Supporting Ukraine during World Health Worker Week

By Joy Kemp, RCM Global Professional Advisor Midwives NHS Pregnancy Maternity Safety

World Health Worker Week and World Health Day, on 7 April, provide an opportunity to celebrate frontline health workers, to elevate voices, roles, and needs while advocating for increased support for health workers worldwide. The theme set by the World Health Organization (WHO) is Build the Health Workforce Back Better, positioning health workers as key to preventing future pandemics and recognising that, for too long, health workers have been taken for granted.

‘Building back’ suggests that the crisis has passed and that things are getting back to normal. However, this is far from the truth for health workers in Ukraine. As of 4 April, WHO’s surveillance system on attacks on health care has recorded at least 85 such attacks in Ukraine since Russia started the war on 24 February. UN agencies and others have called for an immediate cessation of such attacks, which are deemed war crimes under international law. Sadly though, accountability for such violence – in Ukraine and elsewhere – is rare.  More than 4 million people have now fled Ukraine and a further 6.5 million have been displaced internally within the country.  The majority of these are women and children who have an urgent need for humanitarian assistance and health care services.

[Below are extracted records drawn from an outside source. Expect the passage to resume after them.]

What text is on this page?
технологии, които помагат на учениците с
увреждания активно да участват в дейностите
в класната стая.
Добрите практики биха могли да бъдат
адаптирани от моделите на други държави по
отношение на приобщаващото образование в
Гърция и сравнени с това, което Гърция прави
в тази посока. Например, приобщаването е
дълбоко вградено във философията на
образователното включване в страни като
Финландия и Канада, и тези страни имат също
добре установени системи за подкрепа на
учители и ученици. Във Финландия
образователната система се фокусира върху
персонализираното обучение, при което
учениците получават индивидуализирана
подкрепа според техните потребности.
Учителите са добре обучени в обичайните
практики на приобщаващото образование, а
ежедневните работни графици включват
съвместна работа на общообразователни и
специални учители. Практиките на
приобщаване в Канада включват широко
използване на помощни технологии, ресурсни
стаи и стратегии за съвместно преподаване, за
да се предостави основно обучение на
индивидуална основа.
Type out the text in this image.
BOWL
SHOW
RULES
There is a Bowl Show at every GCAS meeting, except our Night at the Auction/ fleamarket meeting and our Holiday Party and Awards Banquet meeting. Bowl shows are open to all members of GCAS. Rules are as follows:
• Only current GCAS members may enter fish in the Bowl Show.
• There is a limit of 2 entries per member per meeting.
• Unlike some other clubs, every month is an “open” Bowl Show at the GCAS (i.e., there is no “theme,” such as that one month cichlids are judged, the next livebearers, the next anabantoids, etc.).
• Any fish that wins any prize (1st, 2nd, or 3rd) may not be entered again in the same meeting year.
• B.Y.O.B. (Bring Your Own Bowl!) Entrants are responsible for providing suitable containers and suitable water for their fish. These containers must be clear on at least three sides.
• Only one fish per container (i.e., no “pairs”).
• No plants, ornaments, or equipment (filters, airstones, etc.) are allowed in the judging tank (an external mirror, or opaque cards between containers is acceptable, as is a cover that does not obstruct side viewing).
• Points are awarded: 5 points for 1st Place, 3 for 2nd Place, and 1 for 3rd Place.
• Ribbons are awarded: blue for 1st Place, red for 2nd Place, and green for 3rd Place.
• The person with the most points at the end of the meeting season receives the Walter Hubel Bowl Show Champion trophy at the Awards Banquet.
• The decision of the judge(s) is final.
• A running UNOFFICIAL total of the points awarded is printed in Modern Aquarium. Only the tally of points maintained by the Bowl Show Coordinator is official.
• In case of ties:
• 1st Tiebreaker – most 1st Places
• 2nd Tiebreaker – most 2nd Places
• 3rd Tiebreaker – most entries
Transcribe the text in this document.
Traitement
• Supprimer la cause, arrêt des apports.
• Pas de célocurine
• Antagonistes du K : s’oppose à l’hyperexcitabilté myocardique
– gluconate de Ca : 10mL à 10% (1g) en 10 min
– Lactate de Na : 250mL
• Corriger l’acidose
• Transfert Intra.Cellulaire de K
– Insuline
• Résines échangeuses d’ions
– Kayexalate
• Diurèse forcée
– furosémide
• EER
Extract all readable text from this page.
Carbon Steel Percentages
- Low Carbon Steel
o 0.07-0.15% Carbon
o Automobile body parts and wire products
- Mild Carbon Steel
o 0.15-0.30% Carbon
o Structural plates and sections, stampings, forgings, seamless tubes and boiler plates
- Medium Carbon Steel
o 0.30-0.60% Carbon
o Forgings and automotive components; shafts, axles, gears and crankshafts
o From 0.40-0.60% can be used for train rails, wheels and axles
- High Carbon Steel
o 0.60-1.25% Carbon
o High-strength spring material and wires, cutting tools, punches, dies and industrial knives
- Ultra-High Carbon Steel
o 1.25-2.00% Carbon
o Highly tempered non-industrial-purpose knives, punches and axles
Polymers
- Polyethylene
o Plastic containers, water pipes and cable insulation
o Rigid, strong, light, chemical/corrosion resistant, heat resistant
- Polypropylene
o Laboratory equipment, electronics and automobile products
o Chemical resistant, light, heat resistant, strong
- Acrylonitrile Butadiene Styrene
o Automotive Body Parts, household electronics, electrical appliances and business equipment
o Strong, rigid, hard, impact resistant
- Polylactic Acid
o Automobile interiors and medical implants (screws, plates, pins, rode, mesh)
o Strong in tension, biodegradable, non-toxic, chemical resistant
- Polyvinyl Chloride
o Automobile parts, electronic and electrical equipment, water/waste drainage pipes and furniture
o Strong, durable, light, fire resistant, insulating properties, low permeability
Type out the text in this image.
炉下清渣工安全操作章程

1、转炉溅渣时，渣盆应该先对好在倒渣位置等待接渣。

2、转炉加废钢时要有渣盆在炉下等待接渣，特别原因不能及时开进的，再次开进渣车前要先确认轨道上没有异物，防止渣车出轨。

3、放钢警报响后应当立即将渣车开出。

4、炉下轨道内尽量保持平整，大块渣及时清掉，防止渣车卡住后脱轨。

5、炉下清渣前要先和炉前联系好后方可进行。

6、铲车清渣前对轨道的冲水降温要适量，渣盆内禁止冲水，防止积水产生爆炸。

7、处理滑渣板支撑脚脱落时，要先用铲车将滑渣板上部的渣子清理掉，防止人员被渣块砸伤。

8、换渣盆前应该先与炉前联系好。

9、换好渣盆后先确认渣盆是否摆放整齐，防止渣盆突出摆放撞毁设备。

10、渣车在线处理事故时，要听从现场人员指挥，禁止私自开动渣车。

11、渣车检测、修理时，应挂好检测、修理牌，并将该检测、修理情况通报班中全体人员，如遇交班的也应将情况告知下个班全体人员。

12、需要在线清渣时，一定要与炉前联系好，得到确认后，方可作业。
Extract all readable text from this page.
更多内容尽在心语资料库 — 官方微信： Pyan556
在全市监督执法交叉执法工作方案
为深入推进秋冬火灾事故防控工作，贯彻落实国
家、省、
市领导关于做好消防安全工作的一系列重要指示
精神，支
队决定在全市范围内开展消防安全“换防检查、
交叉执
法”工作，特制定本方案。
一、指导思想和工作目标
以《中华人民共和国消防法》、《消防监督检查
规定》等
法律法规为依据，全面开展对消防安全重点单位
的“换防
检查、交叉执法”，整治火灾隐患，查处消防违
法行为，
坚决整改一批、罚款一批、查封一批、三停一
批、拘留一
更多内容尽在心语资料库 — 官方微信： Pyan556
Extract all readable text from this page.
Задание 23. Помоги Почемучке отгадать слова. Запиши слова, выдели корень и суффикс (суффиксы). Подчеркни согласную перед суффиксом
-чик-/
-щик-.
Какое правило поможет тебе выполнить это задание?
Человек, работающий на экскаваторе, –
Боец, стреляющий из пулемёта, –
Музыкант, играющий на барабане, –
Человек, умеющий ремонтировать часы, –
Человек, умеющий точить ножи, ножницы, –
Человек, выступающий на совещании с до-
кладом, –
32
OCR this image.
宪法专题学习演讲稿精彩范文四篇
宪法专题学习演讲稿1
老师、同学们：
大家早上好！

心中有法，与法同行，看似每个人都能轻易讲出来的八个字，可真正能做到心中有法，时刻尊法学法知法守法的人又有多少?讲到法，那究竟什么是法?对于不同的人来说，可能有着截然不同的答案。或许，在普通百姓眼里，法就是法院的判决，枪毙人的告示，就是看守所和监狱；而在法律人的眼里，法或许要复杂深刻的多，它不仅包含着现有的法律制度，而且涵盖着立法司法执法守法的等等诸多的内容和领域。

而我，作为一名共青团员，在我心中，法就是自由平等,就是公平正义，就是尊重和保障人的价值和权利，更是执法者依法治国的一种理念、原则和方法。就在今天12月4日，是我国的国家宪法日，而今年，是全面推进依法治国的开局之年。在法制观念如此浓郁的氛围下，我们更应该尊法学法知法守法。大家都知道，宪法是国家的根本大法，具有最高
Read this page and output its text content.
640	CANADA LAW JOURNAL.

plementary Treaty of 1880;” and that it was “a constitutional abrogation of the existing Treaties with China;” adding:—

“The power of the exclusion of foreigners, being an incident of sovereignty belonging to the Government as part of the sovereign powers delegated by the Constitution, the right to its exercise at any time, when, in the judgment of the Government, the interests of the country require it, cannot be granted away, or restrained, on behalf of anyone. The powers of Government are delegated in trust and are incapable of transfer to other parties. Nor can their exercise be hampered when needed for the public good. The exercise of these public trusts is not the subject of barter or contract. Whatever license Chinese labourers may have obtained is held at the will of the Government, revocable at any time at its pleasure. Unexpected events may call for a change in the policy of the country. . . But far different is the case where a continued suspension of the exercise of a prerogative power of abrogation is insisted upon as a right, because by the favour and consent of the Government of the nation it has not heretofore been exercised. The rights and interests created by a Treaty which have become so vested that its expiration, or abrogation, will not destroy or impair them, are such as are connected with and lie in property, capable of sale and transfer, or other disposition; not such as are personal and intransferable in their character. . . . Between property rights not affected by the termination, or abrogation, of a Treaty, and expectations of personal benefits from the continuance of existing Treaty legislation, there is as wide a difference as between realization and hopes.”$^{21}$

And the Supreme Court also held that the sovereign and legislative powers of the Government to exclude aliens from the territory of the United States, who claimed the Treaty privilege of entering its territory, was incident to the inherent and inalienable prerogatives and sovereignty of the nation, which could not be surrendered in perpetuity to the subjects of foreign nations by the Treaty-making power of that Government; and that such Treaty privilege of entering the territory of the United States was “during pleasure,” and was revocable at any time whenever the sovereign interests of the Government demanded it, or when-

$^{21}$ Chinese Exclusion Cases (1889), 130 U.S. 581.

In the face of such devastation, it is natural that we want to respond, to do something. What is imperative, though, is that, in doing so, we do no harm and that our response is appropriate and relevant. Collecting medical equipment or other goods and trucking them across borders can seem appropriate but humanitarian organisations advise against such donations as they can destroy local markets and stretch local logistical capacity to breaking point. Cash is now the primary way of delivering aid and the RCM is encouraging its members to give money to the Red Cross, the DEC appeal or to the International Trade Union Confederation Appeal. They have teams, local partners and logistics systems on the ground and can ensure that donations get to where they are most needed. The RCM has made its own donations to each of these organisations too. 

The RCM has set up both internal and external working groups to ensure that our response to the crisis is appropriate and relevant. We communicate regularly with partners in the UK and across Europe and have updated our position statement and resources for members caring for vulnerable migrant women.

During World Health Worker Week, the RCM adds its voice to those calling for an immediate cessation of all attacks on health care in Ukraine and in other areas of conflict around the world. We stand in solidarity with midwives, maternity teams and health care workers who, in the most challenging circumstances, strive to provide care for women and their families and we call on policy makers to ensure that the rights of women and children are upheld in conflict. We also call on the UK Government to suspend charging for NHS maternity care for migrant women and their newborns with immediate effect.